Die Figuren verwenden alltägliche Umgangssprache inklusive Schimpfwörtern, Anglizismen und sexuellen Andeutungen, weshalb das Buch wohl für Jugendliche ab 16 Jahren zu empfehlen ist. Anzumerken ist allerdings der problematische Aspekt der Selbstverletzung, der mäßig detailliert beschrieben wird. Diesbezüglich wäre eine Triggerwarnung wünschenswert gewesen, da betroffene Personen andernfalls durch die Lektüre von unangenehmen Erinnerungen überrascht werden könnten.
Anzumerken ist außerdem, dass bereits im Laufe des ersten Bandes eine ungewöhnlich große Menge an Charakteren präsentiert werden, sodass man schnell den Überblick über Verwandschaftsverhältnisse verlieren kann, wenn man die Geschichte nicht in kurzer Zeit beendet. Ein Figurenregister oder etwa ein Stammbaum hätte hier für eine Übersicht gesorgt, auf die man bei Bedarf zurückgreifen kann. Sicherlich ist eine gewisse Anzahl an Figuren für einen gelungenen Found-Family-Trope unerlässlich, jedoch teilt sich dadurch auf der Fokus auf, was dazu führt, dass nicht alle Persönlichkeiten so ausführlich beschrieben werden, wie es in anderen Geschichten der Fall gewesen wäre. Anstelle einiger Actionszenen hätte man stattdessen ein paar zusätzliche Slice-of-Life-Momente einstreuen können, um diesem Eindruck entgegenzuwirken. Gegen Ende fiel leider auch ein wenig die Spannung weg, da die unterschiedlichen Charaktere zwar häufig in brenzlige Situationen kommen, sie aber stets in kurzer Zeit Hilfe erhalten und ich ohne bleibende Schäden aus der Situation befreien können. Dadurch fiel es leider auch schwerer, sich mit den Figuren zu identifizieren.

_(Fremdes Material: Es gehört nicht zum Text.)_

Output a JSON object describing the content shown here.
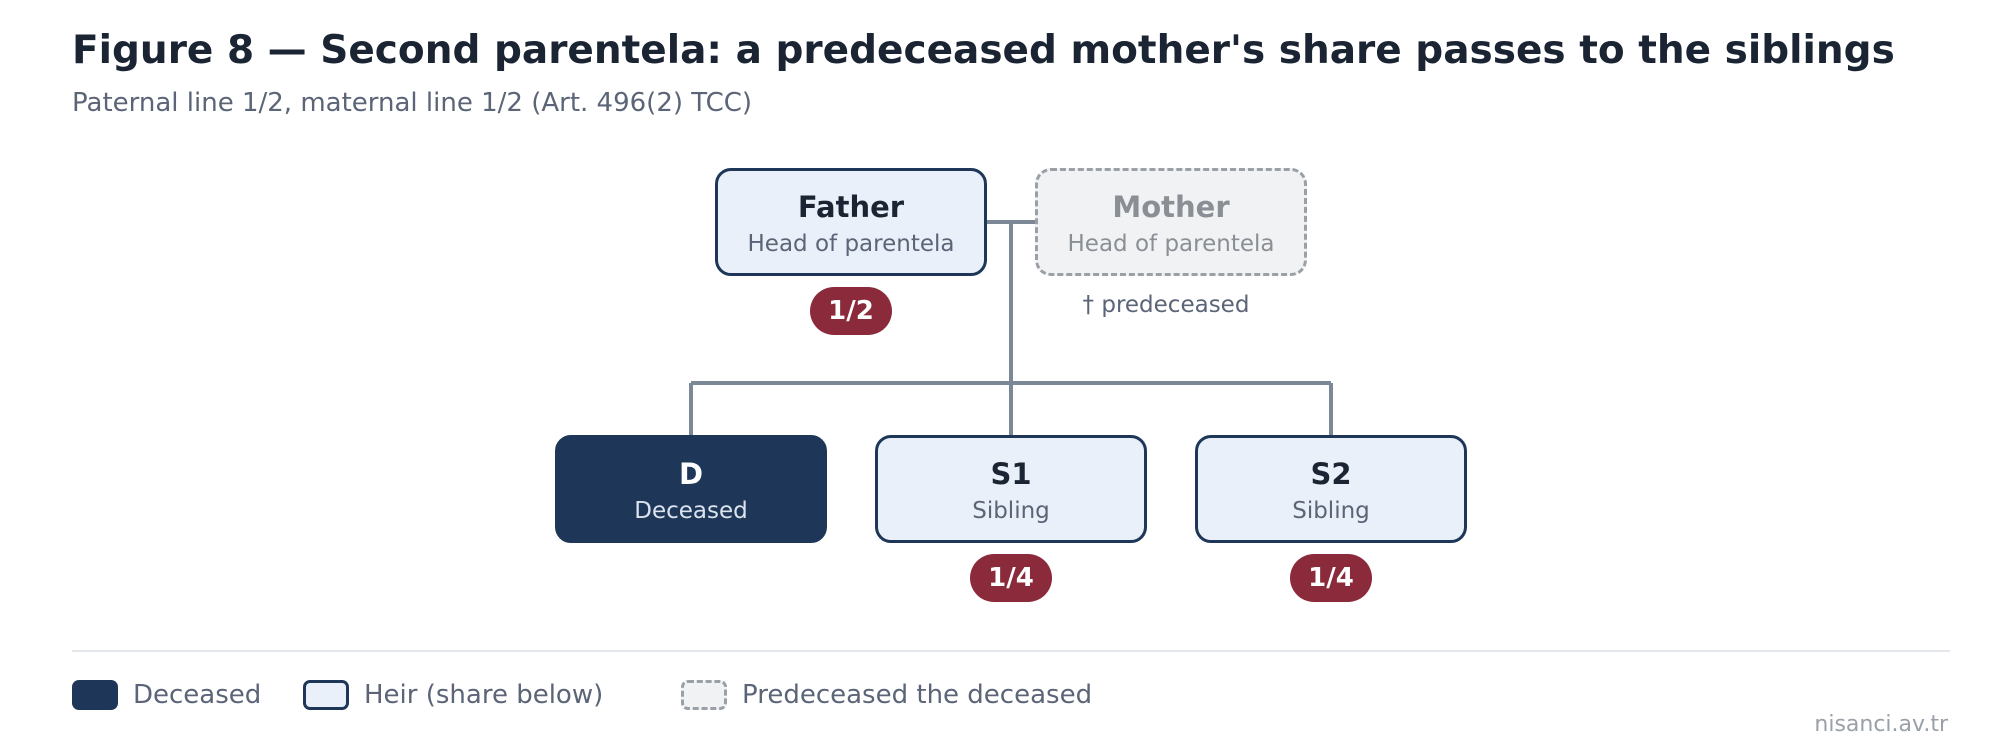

Alles ist allem ist Nadine Erdmann mit ihrer Urban Fantasy Reihe ein innvovativer Mix aus unterschiedlichen Genre gelungen, mit denen sie ein großes Publikum anspricht und dieses auch durch moderne Tropes wie Found Family und LGBTQIA+-Liebe zu begeistern weiß. Mithilfe von überraschenden Plot Twists und regelmäßigen Perspektivwechseln baut sie ein Welt auf, die neugierig macht und mit plausiblen Eklärungen für Fantasy-Elemente für bestmögliche Immersion sorgt.
Trotz der großen Vielzahl an Charakteren macht es Spaß, das düstere London zu erkunden und mit dem Spuk Squad auf Geisterjagd zu gehen. Gelegenheit, die Figuren besser kennenzulernen bieten sicherlich auch die Folgebände. Schließlich handelt es sich bei Unheilige Zeiten nur um den Auftakt zur ersten Staffel.
Aus diesem Grund kann ich das Buch ohne Vorbehalte weiterempfehlen vor allem für Jugendliche, die im Fantasy-Genre zuhause sind, aber Lust haben, ein bisschen Krimi-Luft zu schnuppern.